Not everyone, however, is convinced the public will adopt this new technology.

“The FDA is using the same regulatory review process as biotech crops, which has not resulted in widespread consumer confidence or universal marketplace acceptance,” said Gregory Jaffe, biotechnology project director at the Center for Science in the Public Interest.

The regulation of lab-grown meat in the United States is being done collaboratively between the FDA and USDA. Under a March 2019 formal agreement, both agencies agreed to a joint regulatory framework wherein the FDA oversees cell collection, cell banks and cell growth and differentiation. And then the USDA will oversee the processing and labeling of human food products derived from the cells of livestock and poultry.

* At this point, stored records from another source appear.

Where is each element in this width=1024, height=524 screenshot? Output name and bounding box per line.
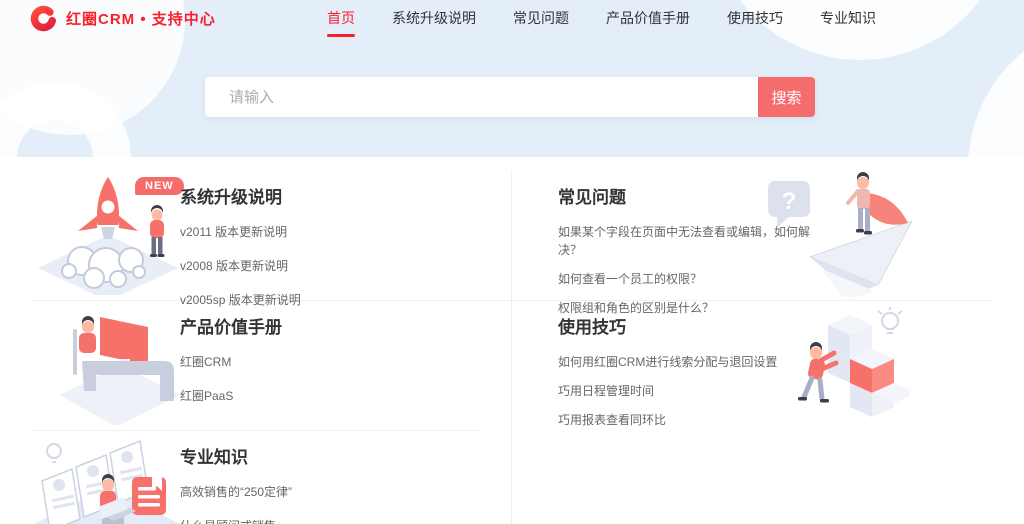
nav-item-system-upgrade[interactable]: 系统升级说明 (392, 8, 476, 37)
logo-ring-icon (30, 5, 57, 32)
nav-item-faq[interactable]: 常见问题 (513, 8, 569, 37)
section-product-value: 产品价值手册 红圈CRM 红圈PaaS (180, 313, 470, 421)
nav-item-product-value[interactable]: 产品价值手册 (606, 8, 690, 37)
search-button[interactable]: 搜索 (758, 77, 815, 117)
nav-item-tips[interactable]: 使用技巧 (727, 8, 783, 37)
row-divider (30, 430, 481, 431)
article-link[interactable]: 高效销售的“250定律” (180, 483, 470, 501)
paper-plane-illustration: ? (762, 165, 914, 297)
blocks-illustration (778, 305, 910, 433)
article-link[interactable]: 红圈CRM (180, 353, 470, 371)
navbar: 红圈CRM • 支持中心 首页 系统升级说明 常见问题 产品价值手册 使用技巧 … (0, 0, 1024, 44)
article-link[interactable]: 红圈PaaS (180, 387, 470, 405)
header-banner: 红圈CRM • 支持中心 首页 系统升级说明 常见问题 产品价值手册 使用技巧 … (0, 0, 1024, 157)
search-input[interactable] (205, 77, 758, 117)
article-link[interactable]: v2005sp 版本更新说明 (180, 291, 470, 309)
section-knowledge: 专业知识 高效销售的“250定律” 什么是顾问式销售 (180, 443, 470, 524)
section-system-upgrade: 系统升级说明 v2011 版本更新说明 v2008 版本更新说明 v2005sp… (180, 183, 470, 325)
question-bubble-icon: ? (768, 181, 810, 228)
documents-illustration (32, 435, 182, 524)
svg-text:?: ? (782, 188, 797, 215)
brand-logo[interactable]: 红圈CRM • 支持中心 (30, 5, 216, 32)
section-title[interactable]: 产品价值手册 (180, 313, 470, 338)
content-area: NEW 系统升级说明 v2011 版本更新说明 v2008 版本更新说明 v20… (0, 157, 1024, 524)
nav-item-knowledge[interactable]: 专业知识 (820, 8, 876, 37)
section-title[interactable]: 系统升级说明 (180, 183, 470, 208)
column-divider (511, 170, 512, 524)
desk-monitor-illustration (48, 303, 184, 425)
article-link[interactable]: v2008 版本更新说明 (180, 257, 470, 275)
row-divider (30, 300, 990, 301)
nav-item-home[interactable]: 首页 (327, 8, 355, 37)
main-nav: 首页 系统升级说明 常见问题 产品价值手册 使用技巧 专业知识 (327, 8, 876, 37)
article-link[interactable]: 什么是顾问式销售 (180, 517, 470, 524)
brand-title: 红圈CRM • 支持中心 (66, 8, 216, 29)
search-bar: 搜索 (205, 77, 815, 117)
lightbulb-icon (878, 307, 902, 333)
section-title[interactable]: 专业知识 (180, 443, 470, 468)
red-document-icon (132, 477, 166, 515)
new-badge: NEW (135, 177, 184, 195)
article-link[interactable]: v2011 版本更新说明 (180, 223, 470, 241)
lightbulb-icon (47, 444, 61, 462)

Every firm that makes these products must get approval from each agency, whether or not they follow the same production method as a firm that has received approval, the USDA said in a statement. Companies that want to produce these products commercially must also apply for a USDA grant of inspection, and facilities will be subject to the same food safety, sanitation and inspection regulations as other meat and poultry products. The exception is cultivated seafood, which needs only FDA approval.

The FDA said in a statement it is already engaged in discussion with multiple firms about various types of products made from cultured animal cells, including those made from seafood cells, and that the FDA is ready to work with additional firms developing cultured animal cell food and production processes.